Tapi ini belinya pakai duit! Masak sisanya dibuang begitu saja?
Mira lalu mengetik pesan untuk Theo. Ia meminta Theo segera datang untuk membantu menghabiskan makanannya.
Wanita itu mulai menikmati satu per satu hidangan yang tersaji. Seperti biasa, tubuh Mira Mahalia yang kurus tidak bisa menghalangi nafsu makan seorang Mira Dania.

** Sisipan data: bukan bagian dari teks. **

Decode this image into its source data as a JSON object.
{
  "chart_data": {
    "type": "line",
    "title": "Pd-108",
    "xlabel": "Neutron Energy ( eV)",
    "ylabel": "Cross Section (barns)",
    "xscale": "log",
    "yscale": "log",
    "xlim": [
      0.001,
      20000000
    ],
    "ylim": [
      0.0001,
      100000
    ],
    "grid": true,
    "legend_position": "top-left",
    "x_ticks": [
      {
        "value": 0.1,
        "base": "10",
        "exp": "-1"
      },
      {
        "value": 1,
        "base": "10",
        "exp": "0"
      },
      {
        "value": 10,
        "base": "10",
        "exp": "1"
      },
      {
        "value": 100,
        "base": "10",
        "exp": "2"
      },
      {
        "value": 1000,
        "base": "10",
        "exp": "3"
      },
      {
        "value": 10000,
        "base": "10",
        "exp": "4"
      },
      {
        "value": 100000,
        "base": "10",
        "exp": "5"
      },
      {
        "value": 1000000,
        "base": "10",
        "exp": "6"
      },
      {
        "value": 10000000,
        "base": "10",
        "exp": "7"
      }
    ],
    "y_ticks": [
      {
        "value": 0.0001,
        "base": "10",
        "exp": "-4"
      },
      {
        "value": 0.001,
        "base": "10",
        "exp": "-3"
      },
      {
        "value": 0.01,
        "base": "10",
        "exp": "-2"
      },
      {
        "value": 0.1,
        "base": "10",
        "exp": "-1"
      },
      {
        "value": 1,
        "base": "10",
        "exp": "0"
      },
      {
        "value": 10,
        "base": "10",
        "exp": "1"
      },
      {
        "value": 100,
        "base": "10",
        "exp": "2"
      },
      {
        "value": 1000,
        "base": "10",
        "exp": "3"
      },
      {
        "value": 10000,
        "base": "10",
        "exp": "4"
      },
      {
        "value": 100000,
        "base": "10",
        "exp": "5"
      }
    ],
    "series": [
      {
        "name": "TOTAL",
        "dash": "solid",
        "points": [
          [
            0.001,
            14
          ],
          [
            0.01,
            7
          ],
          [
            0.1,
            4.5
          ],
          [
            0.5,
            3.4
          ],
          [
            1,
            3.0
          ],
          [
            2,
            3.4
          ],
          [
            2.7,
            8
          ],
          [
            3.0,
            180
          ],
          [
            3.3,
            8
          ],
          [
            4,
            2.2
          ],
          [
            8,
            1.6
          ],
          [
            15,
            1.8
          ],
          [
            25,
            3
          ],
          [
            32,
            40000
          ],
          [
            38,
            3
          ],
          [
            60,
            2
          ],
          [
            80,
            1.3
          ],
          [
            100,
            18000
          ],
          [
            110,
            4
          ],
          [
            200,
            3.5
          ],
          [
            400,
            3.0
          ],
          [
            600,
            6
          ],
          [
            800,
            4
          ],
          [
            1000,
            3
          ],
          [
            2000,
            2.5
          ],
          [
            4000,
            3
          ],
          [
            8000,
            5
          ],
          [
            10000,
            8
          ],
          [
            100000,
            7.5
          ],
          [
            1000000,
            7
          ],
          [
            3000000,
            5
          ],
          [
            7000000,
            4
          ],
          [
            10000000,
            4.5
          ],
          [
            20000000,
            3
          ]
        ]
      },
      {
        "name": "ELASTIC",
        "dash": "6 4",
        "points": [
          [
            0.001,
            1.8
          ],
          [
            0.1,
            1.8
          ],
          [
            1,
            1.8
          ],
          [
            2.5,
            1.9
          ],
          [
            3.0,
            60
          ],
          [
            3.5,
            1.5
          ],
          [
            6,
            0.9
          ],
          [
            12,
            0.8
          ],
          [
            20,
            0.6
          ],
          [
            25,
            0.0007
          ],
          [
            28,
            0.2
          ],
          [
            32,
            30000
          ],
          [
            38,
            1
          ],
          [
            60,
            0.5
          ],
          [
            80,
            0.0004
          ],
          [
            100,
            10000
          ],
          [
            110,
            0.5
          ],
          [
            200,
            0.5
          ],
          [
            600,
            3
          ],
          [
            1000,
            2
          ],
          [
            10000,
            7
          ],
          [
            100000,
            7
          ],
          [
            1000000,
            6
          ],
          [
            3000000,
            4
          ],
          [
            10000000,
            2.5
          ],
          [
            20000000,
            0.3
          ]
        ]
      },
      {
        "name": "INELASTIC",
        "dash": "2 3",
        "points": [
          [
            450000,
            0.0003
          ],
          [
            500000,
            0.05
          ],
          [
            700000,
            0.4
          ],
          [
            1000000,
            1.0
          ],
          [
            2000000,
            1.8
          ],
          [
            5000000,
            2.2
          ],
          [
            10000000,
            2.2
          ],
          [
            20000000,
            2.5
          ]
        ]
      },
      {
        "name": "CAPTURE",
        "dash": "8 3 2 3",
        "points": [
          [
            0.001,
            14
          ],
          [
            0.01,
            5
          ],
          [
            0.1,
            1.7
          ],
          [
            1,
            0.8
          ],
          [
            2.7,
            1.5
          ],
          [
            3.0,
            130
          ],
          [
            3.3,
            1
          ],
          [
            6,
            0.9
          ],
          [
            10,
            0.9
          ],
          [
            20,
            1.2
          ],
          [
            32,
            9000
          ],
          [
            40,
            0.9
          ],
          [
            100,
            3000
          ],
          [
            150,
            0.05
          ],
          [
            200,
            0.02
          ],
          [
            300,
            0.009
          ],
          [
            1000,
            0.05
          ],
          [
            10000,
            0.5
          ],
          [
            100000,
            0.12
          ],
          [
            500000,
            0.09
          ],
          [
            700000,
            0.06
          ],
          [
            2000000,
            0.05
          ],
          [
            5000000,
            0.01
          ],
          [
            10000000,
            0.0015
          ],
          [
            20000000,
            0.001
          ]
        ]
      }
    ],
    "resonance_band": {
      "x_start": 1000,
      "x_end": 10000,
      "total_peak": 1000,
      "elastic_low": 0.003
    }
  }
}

Sesekali Mira menoleh ke arah Ida. Barangkali, Ida berubah pikiran mau makan bersamanya. Namun Ida selalu sedingin itu. Jangankan tergoda, melirik sedikit saja, tidak.
Belum juga selesai makan, Mira merasakan sesuatu yang aneh pada tubuhnya. Wanita itu meneguk es teh, lantas mulai memegangi bagian dadanya.
Semakin lama, ia merasakan sensasi panas seperti terbakar hingga membuat Mira kesulitan bernapas.
"Tante!"
Theo yang baru saja tiba, segera berlari menghambur ke arah Mira.
Wanita itu mulai tak sanggup mengontrol tubuh hingga nyaris terjatuh dari kursi. Untung saja Theo sigap menangkapnya.
"Kamu kenapa, Tante?"
Belum sempat Mira menyahut, tenaganya terasa makin terkuras. Mira merasa begitu lemah hingga pandangannya menghitam. Gelap gulita.
"Tante! Bangun, Tante!"
Dengan panik, Theo mengguncang tubuh Mira. Namun tak ada jawaban. Wanita itu kehilangan kesadaran.